Some disadvantages include:

- The portable drill used must be capable of producing considerable torque at low speed
- They tend to bind if choked with dust, or if allowed to wander away from the central axis of the planned hole
- The kick-back from a powerful drill may be severe under some conditions, and long side-handles should be used, preferably with two operators for very large holes.
- The core plug often binds inside the hole saw, and often must be pried out after each hole is cut. Sometimes the prying is quite difficult.
- Sometimes the core plug will twist apart mid-cut, creating a condition where the core inside the hole saw spins on the yet-uncut portion of the core still in the workpiece. This tends to stop the cutting action of the saw, and if the workpiece is wood or plastic, the friction will start to singe it, creating a burning smell and heating up the hole saw. The twisted-off core must then be pried out of the hole saw before the cutting can continue.

==Diamond drilling==

Diamond hole saws are also called diamond core drill bits.

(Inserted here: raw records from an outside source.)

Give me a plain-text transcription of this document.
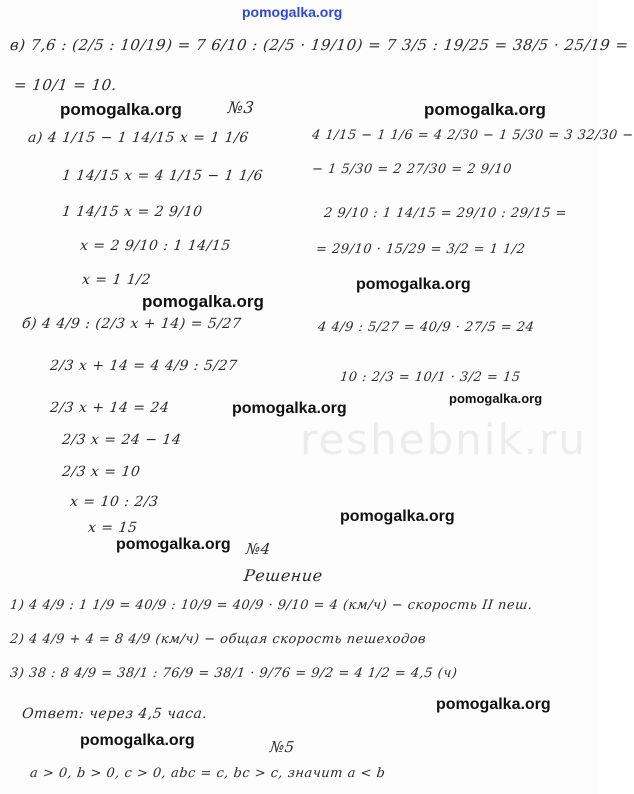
reshebnik.ru
pomogalka.org
в) 7,6 : (2/5 : 10/19) = 7 6/10 : (2/5 · 19/10) = 7 3/5 : 19/25 = 38/5 · 25/19 =
= 10/1 = 10.
pomogalka.org	№3	pomogalka.org
а) 4 1/15 − 1 14/15 x = 1 1/6
1 14/15 x = 4 1/15 − 1 1/6
1 14/15 x = 2 9/10
x = 2 9/10 : 1 14/15
x = 1 1/2
4 1/15 − 1 1/6 = 4 2/30 − 1 5/30 = 3 32/30 −
− 1 5/30 = 2 27/30 = 2 9/10
2 9/10 : 1 14/15 = 29/10 : 29/15 =
= 29/10 · 15/29 = 3/2 = 1 1/2
pomogalka.org
pomogalka.org
б) 4 4/9 : (2/3 x + 14) = 5/27	4 4/9 : 5/27 = 40/9 · 27/5 = 24
2/3 x + 14 = 4 4/9 : 5/27
10 : 2/3 = 10/1 · 3/2 = 15
pomogalka.org
2/3 x + 14 = 24	pomogalka.org
2/3 x = 24 − 14
2/3 x = 10
x = 10 : 2/3
pomogalka.org
x = 15
pomogalka.org №4
Решение
1) 4 4/9 : 1 1/9 = 40/9 : 10/9 = 40/9 · 9/10 = 4 (км/ч) − скорость II пеш.
2) 4 4/9 + 4 = 8 4/9 (км/ч) − общая скорость пешеходов
3) 38 : 8 4/9 = 38/1 : 76/9 = 38/1 · 9/76 = 9/2 = 4 1/2 = 4,5 (ч)
Ответ: через 4,5 часа.
pomogalka.org
pomogalka.org	№5
а > 0, b > 0, c > 0, abc = c, bc > c, значит a < b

Laser welded diamond core drill bits can be used in wet and dry drilling, but not all materials to be drilled are suitable for dry drilling. Very hard materials like reinforced concrete normally should be drilled with water, otherwise the excessive heat generated during the drilling process may cause the diamonds on the core bit to become blunt, and then lead to poor drilling performance.

The bond materials welded diamond core drill bits usually are specially adjusted to fit the wet and dry drillings respectively. This can make the core bits perform better in drilling speed and/or lifespan.

Diamond hole saws will drill through tile, porcelain tiles, granite, marble, concrete, metals and any lapidary material.